Technology

 Many of the deadliest cancers  share a common feature: Chromosomal Instability (CIN). CIN manifests as an accumulation of structural and numerical chromosomal abnormalities in cancer cells. These changes result in chaotic genomes, and are associated with metastasis, poor prognosis and treatment resistance. 

Precision medicine approaches have improved the survival rates of many cancers. However, these improvements have been focussed on cancers without CIN. Cancers with extreme CIN have not seen significant improvements in overall survival. Therefore, there is an unmet need for treating cancers with CIN. 

   Many precision medicine approaches are currently based on the detection of small single gene mutations. However, the chaotic genomic landscape caused by CIN limits our ability to personalise treatment using single gene mutations as a target.

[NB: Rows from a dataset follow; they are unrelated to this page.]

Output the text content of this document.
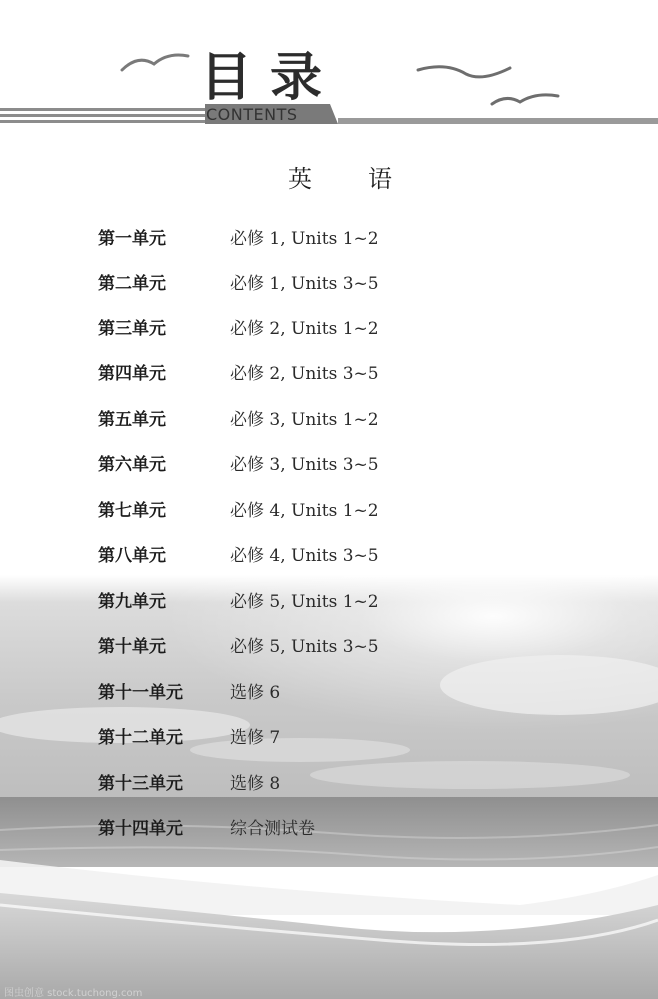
目录
CONTENTS
英语
第一单元	必修 1, Units 1~2
第二单元	必修 1, Units 3~5
第三单元	必修 2, Units 1~2
第四单元	必修 2, Units 3~5
第五单元	必修 3, Units 1~2
第六单元	必修 3, Units 3~5
第七单元	必修 4, Units 1~2
第八单元	必修 4, Units 3~5
第九单元	必修 5, Units 1~2
第十单元	必修 5, Units 3~5
第十一单元	选修 6
第十二单元	选修 7
第十三单元	选修 8
第十四单元	综合测试卷
图虫创意 stock.tuchong.com
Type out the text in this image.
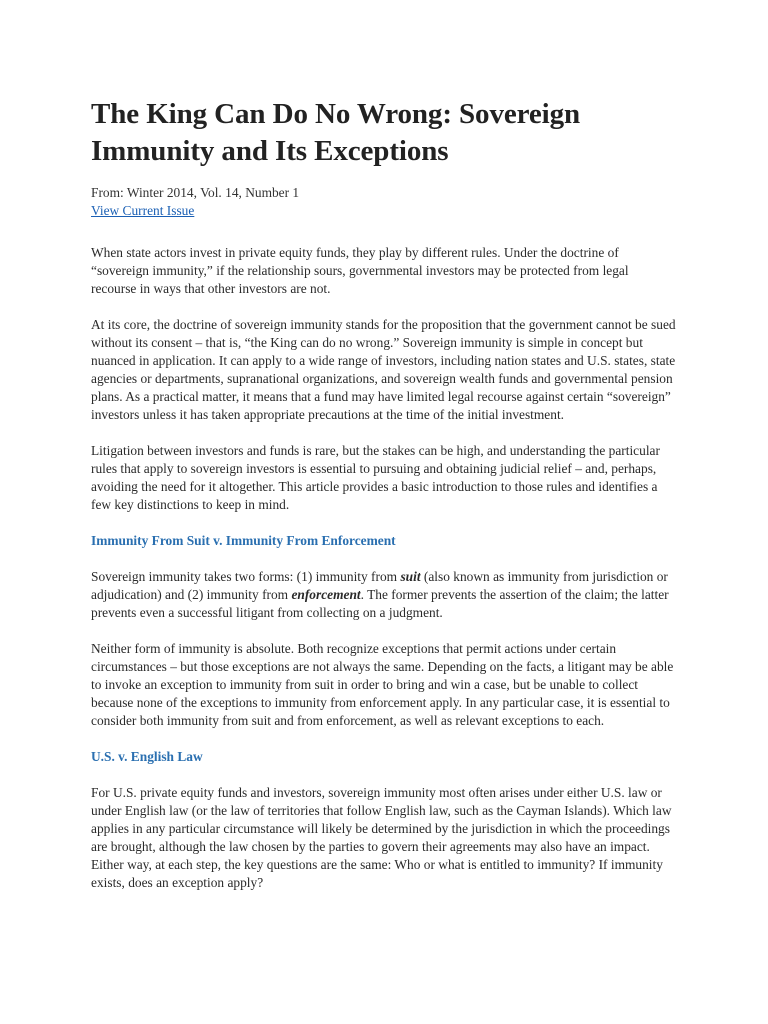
The King Can Do No Wrong: Sovereign Immunity and Its Exceptions
From: Winter 2014, Vol. 14, Number 1
View Current Issue

When state actors invest in private equity funds, they play by different rules. Under the doctrine of “sovereign immunity,” if the relationship sours, governmental investors may be protected from legal recourse in ways that other investors are not.

At its core, the doctrine of sovereign immunity stands for the proposition that the government cannot be sued without its consent – that is, “the King can do no wrong.” Sovereign immunity is simple in concept but nuanced in application. It can apply to a wide range of investors, including nation states and U.S. states, state agencies or departments, supranational organizations, and sovereign wealth funds and governmental pension plans. As a practical matter, it means that a fund may have limited legal recourse against certain “sovereign” investors unless it has taken appropriate precautions at the time of the initial investment.

Litigation between investors and funds is rare, but the stakes can be high, and understanding the particular rules that apply to sovereign investors is essential to pursuing and obtaining judicial relief – and, perhaps, avoiding the need for it altogether. This article provides a basic introduction to those rules and identifies a few key distinctions to keep in mind.

Immunity From Suit v. Immunity From Enforcement

Sovereign immunity takes two forms: (1) immunity from suit (also known as immunity from jurisdiction or adjudication) and (2) immunity from enforcement. The former prevents the assertion of the claim; the latter prevents even a successful litigant from collecting on a judgment.

Neither form of immunity is absolute. Both recognize exceptions that permit actions under certain circumstances – but those exceptions are not always the same. Depending on the facts, a litigant may be able to invoke an exception to immunity from suit in order to bring and win a case, but be unable to collect because none of the exceptions to immunity from enforcement apply. In any particular case, it is essential to consider both immunity from suit and from enforcement, as well as relevant exceptions to each.

U.S. v. English Law

For U.S. private equity funds and investors, sovereign immunity most often arises under either U.S. law or under English law (or the law of territories that follow English law, such as the Cayman Islands). Which law applies in any particular circumstance will likely be determined by the jurisdiction in which the proceedings are brought, although the law chosen by the parties to govern their agreements may also have an impact. Either way, at each step, the key questions are the same: Who or what is entitled to immunity? If immunity exists, does an exception apply?
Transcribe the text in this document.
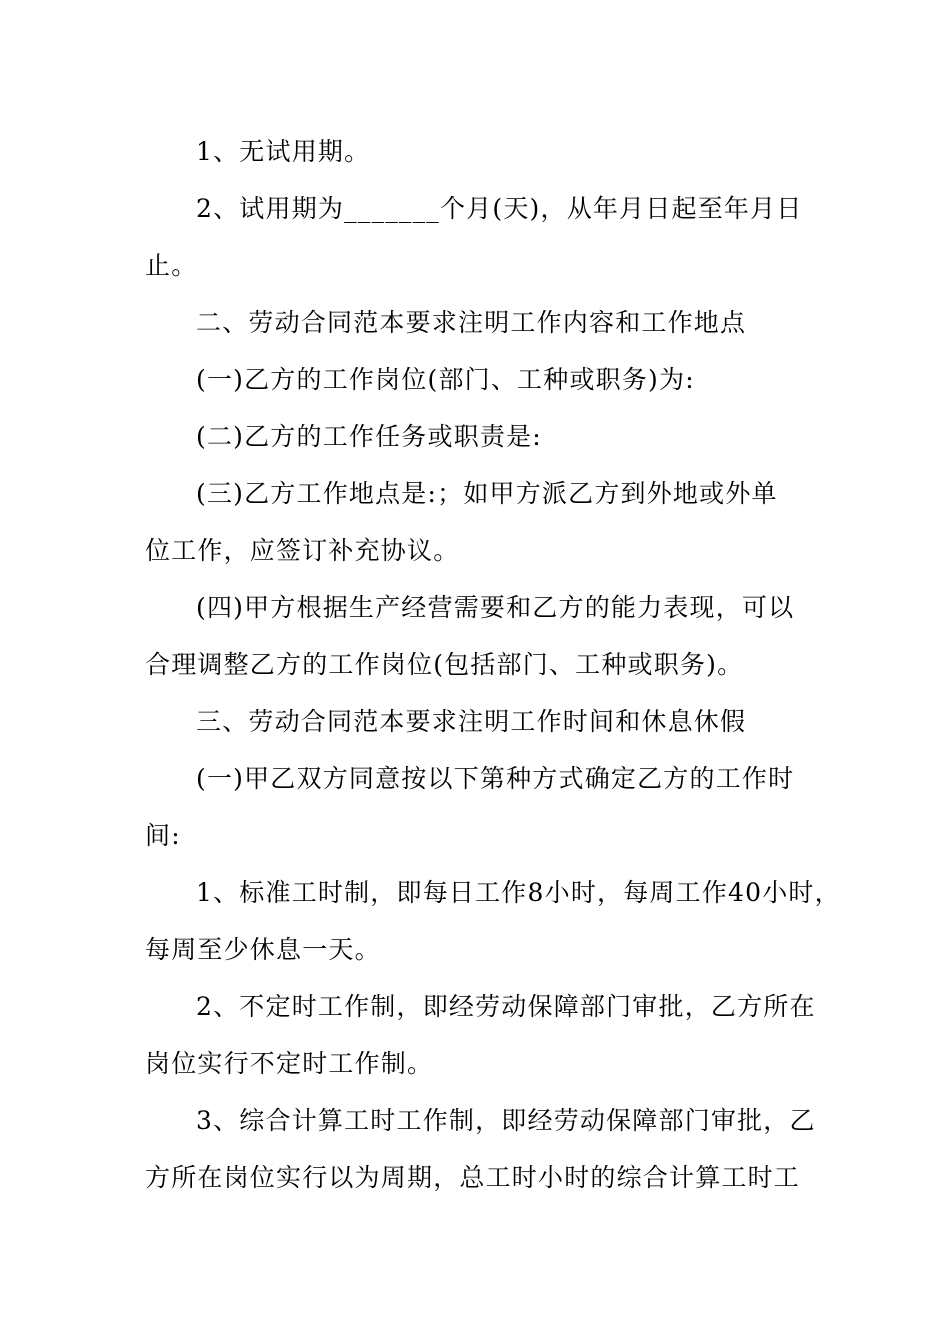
1、无试用期。

2、试用期为_______个月(天)，从年月日起至年月日

止。

二、劳动合同范本要求注明工作内容和工作地点

(一)乙方的工作岗位(部门、工种或职务)为:

(二)乙方的工作任务或职责是:

(三)乙方工作地点是:；如甲方派乙方到外地或外单

位工作，应签订补充协议。

(四)甲方根据生产经营需要和乙方的能力表现，可以

合理调整乙方的工作岗位(包括部门、工种或职务)。

三、劳动合同范本要求注明工作时间和休息休假

(一)甲乙双方同意按以下第种方式确定乙方的工作时

间:

1、标准工时制，即每日工作8小时，每周工作40小时，

每周至少休息一天。

2、不定时工作制，即经劳动保障部门审批，乙方所在

岗位实行不定时工作制。

3、综合计算工时工作制，即经劳动保障部门审批，乙

方所在岗位实行以为周期，总工时小时的综合计算工时工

Instead, our precision medicine platform use CIN signatures, which are patterns of change of chromosomal copy numbers, to personalise treatment. Different types of CIN leave unique genomic footprints that can be linked to specific mutational processes. These processes are often the same across multiple different tumour types. Hence, we can use these signatures as mutation agnostic pan-cancer biomarkers for targeting defective pathways. 

  A deeper understanding of the underlying mechanisms of CIN enables new opportunities in precision medicine.  

Tailor Bio’s pan-cancer precision medicine platform unlocks new drug discovery opportunities for cancers with CIN. Additionally, it enables new patient stratification methods to predict treatment respone for targeted therapies and chemotherapy.